A Williams College double major bachelor’s degree recipient, Erol Onel completed his doctor of medicine degree in 1992 at Albert Einstein College of Medicine and has since accumulated nearly 20 years in urology-based research. When he isn’t working, Erol Onel enjoys following his favorite Major League Baseball (MLB) team, the Boston Red Sox.
The Red Sox only had one minor league affiliate advance to the playoffs in 2017, but that team made the most of the opportunity. The Greenville Drive, Boston’s Class-A affiliate, finished its regular season with a franchise-record 79 wins and continued that success into the playoffs as it won its first ever Southern Atlantic Championship. The team previously lost in the league finals in 2009 and 2010, but defeated the Kannapolis Intimidators 8-3 in game four of the best-of-five series to secure the 2017 championship.
More than 50 players dressed for the drive throughout the season, including numerous high-potential prospects who could one day star for the Red Sox. One of the major contributors in the playoffs was second baseman Brett Netzer, a 2017 MLB amateur draft third-round pick who recorded a .429 batting average and eight runs batted in (RBI) in 28 post-season at-bats. Bobby Dalbec, meanwhile, recorded one RBI in the series-clinching game as well as a three-run home run in the previous round. He finished the season with 13 home runs and a .246 batting average in 78 games.
Drawing on over 17 years of experience in the medical field with specialized training in urology, Dr. Erol Onel serves as vice president of Heron Therapeutics, where he provides scientific leadership to its pain management division. Outside of his professional obligations, Dr. Erol Onel is an avid fan of Major League Baseball’s (MLB) Boston Red Sox.
A storied franchise that has won eight world championships, the Red Sox boast an impressive alumni group. Ten players have hit over 200 homeruns while playing for the team. The top three Red Sox homerun leaders are:
1. Ted Williams – A two-time MVP and 19-time All Star, Williams hit 521 homeruns in 2,292 games for the Red Sox. He also leads the franchise in runs batted in (RBI) with 1,839.
2. David Ortiz – A native of the Dominican Republic, Ortiz played six seasons with the Minnesota Twins before joining the Red Sox in 2003. In 14 seasons with the team, “Big Papi,” as he is affectionately referred to among fans, hit 483 homeruns and recorded 1,530 RBI. He was named World Series MVP in 2013.
3. Carl Yastrzemski – An 18-time All Star and seven-time Gold Glove recipient, Yastrzemski played his entire 23-year career with the Red Sox. The New York native retired in 1983 with 452 homeruns and 1,844 RBI in 3,308 games.
American Urological Association
The vice president of Heron Therapeutics in California, Erol Onel provides scientific leadership to a team seeking approval for a long-acting non-opioid drug. Erol Onel belongs to numerous organizations, including the American Urological Association (AUA).
The AUA, an organization dedicated to advocating for the urology specialty, recently released the results of a study that examined how urinary functions and sexual health are affected by cycling. The study was presented at the organization’s annual meeting in May of 2017.
The study examined close to 4,000 men. Of these, 63 percent regularly cycled without swimming or running, while the other 37 percent swam or ran without cycling.
Based on the results of the study, cyclists did not experience a decrease in erectile function when compared to non-cyclists. Cyclists also did not experience more urinary tract symptoms and had a higher Sexual Health Inventory for Men (SHIM) score, on average, than their non-cycling counterparts. However, a higher percentage of cyclists did experience perineal numbness.
As a vice president of Heron Therapeutics, Dr.

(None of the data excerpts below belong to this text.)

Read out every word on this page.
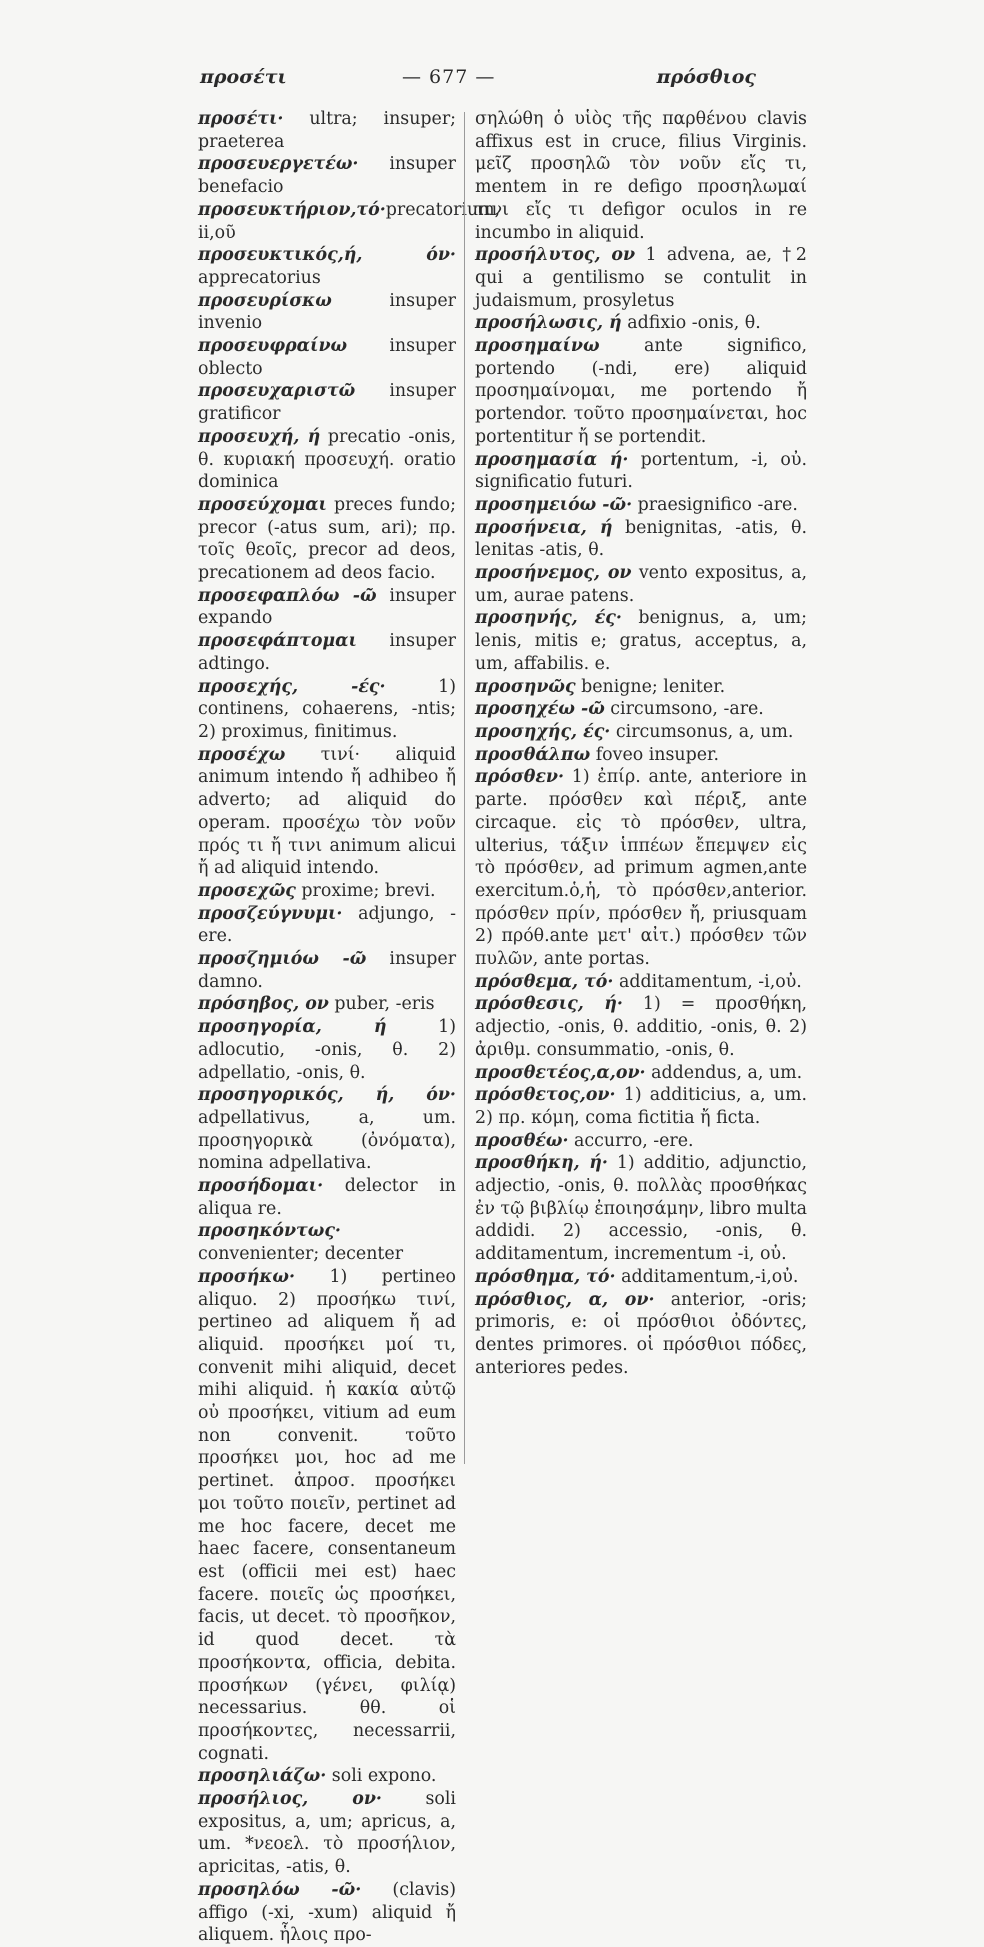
προσέτι	— 677 —	πρόσθιος

προσέτι· ultra; insuper; praeterea

προσευεργετέω· insuper benefacio

προσευκτήριον,τό·precatorium, ii,οῦ

προσευκτικός,ή, όν· apprecatorius

προσευρίσκω insuper invenio

προσευφραίνω insuper oblecto

προσευχαριστῶ insuper gratificor

προσευχή, ή precatio -onis, θ. κυριακή προσευχή. oratio dominica

προσεύχομαι preces fundo; precor (-atus sum, ari); πρ. τοῖς θεοῖς, precor ad deos, precationem ad deos facio.

προσεφαπλόω -ῶ insuper expando

προσεφάπτομαι insuper adtingo.

προσεχής, -ές· 1) continens, cohaerens, -ntis; 2) proximus, finitimus.

προσέχω τινί· aliquid animum intendo ἤ adhibeo ἤ adverto; ad aliquid do operam. προσέχω τὸν νοῦν πρός τι ἤ τινι animum alicui ἤ ad aliquid intendo.

προσεχῶς proxime; brevi.

προσζεύγνυμι· adjungo, -ere.

προσζημιόω -ῶ insuper damno.

πρόσηβος, ον puber, -eris

προσηγορία, ή 1) adlocutio, -onis, θ. 2) adpellatio, -onis, θ.

προσηγορικός, ή, όν· adpellativus, a, um. προσηγορικὰ (ὀνόματα), nomina adpellativa.

προσήδομαι· delector in aliqua re.

προσηκόντως· convenienter; decenter

προσήκω· 1) pertineo aliquo. 2) προσήκω τινί, pertineo ad aliquem ἤ ad aliquid. προσήκει μοί τι, convenit mihi aliquid, decet mihi aliquid. ἡ κακία αὐτῷ οὐ προσήκει, vitium ad eum non convenit. τοῦτο προσήκει μοι, hoc ad me pertinet. ἀπροσ. προσήκει μοι τοῦτο ποιεῖν, pertinet ad me hoc facere, decet me haec facere, consentaneum est (officii mei est) haec facere. ποιεῖς ὡς προσήκει, facis, ut decet. τὸ προσῆκον, id quod decet. τὰ προσήκοντα, officia, debita. προσήκων (γένει, φιλίᾳ) necessarius. θθ. οἱ προσήκοντες, necessarrii, cognati.

προσηλιάζω· soli expono.

προσήλιος, ον· soli expositus, a, um; apricus, a, um. *νεοελ. τὸ προσήλιον, apricitas, -atis, θ.

προσηλόω -ῶ· (clavis) affigo (-xi, -xum) aliquid ἤ aliquem. ἧλοις προ-

σηλώθη ὁ υἱὸς τῆς παρθένου clavis affixus est in cruce, filius Virginis. μεῖζ προσηλῶ τὸν νοῦν εἴς τι, mentem in re defigo προσηλωμαί τινι εἴς τι defigor oculos in re incumbo in aliquid.

προσήλυτος, ον 1 advena, ae, †2 qui a gentilismo se contulit in judaismum, prosyletus

προσήλωσις, ή adfixio -onis, θ.

προσημαίνω ante significo, portendo (-ndi, ere) aliquid προσημαίνομαι, me portendo ἤ portendor. τοῦτο προσημαίνεται, hoc portentitur ἤ se portendit.

προσημασία ή· portentum, -i, οὐ. significatio futuri.

προσημειόω -ῶ· praesignifico -are.

προσήνεια, ή benignitas, -atis, θ. lenitas -atis, θ.

προσήνεμος, ον vento expositus, a, um, aurae patens.

προσηνής, ές· benignus, a, um; lenis, mitis e; gratus, acceptus, a, um, affabilis. e.

προσηνῶς benigne; leniter.

προσηχέω -ῶ circumsono, -are.

προσηχής, ές· circumsonus, a, um.

προσθάλπω foveo insuper.

πρόσθεν· 1) ἐπίρ. ante, anteriore in parte. πρόσθεν καὶ πέριξ, ante circaque. εἰς τὸ πρόσθεν, ultra, ulterius, τάξιν ἱππέων ἔπεμψεν εἰς τὸ πρόσθεν, ad primum agmen,ante exercitum.ὁ,ἡ, τὸ πρόσθεν,anterior. πρόσθεν πρίν, πρόσθεν ἤ, priusquam 2) πρόθ.ante μετ' αἰτ.) πρόσθεν τῶν πυλῶν, ante portas.

πρόσθεμα, τό· additamentum, -i,οὐ.

πρόσθεσις, ή· 1) = προσθήκη, adjectio, -onis, θ. additio, -onis, θ. 2) ἀριθμ. consummatio, -onis, θ.

προσθετέος,α,ον· addendus, a, um.

πρόσθετος,ον· 1) additicius, a, um. 2) πρ. κόμη, coma fictitia ἤ ficta.

προσθέω· accurro, -ere.

προσθήκη, ή· 1) additio, adjunctio, adjectio, -onis, θ. πολλὰς προσθήκας ἐν τῷ βιβλίῳ ἐποιησάμην, libro multa addidi. 2) accessio, -onis, θ. additamentum, incrementum -i, οὐ.

πρόσθημα, τό· additamentum,-i,οὐ.

πρόσθιος, α, ον· anterior, -oris; primoris, e: οἱ πρόσθιοι ὀδόντες, dentes primores. οἱ πρόσθιοι πόδες, anteriores pedes.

Erol Onel oversees the La Jolla, California-based company’s pain franchise. An alumnus of Williams College, Dr. Erol Onel was a founding member of the institution’s fencing team while studying there in the 1980s. The most talented fencers tend to develop a number of key habits that put them ahead of the pack, including the following.
1. A commitment to improving their physical abilities beyond basic fencing techniques. Fencing requires a surprising amount of athleticism and strong conditioning, which can make the difference when facing an equally skilled opponent.
2. A dedication to practicing the same stances and techniques repeatedly until they can be executed perfectly every time.
3. As a sport built on noble origins, respect for one’s self and all opponents set the best fencers apart.
4. Knowledge of the benefits of good nutrition, especially when combined with an exercise regimen, helps the best fencers to keep their bodies in peak condition.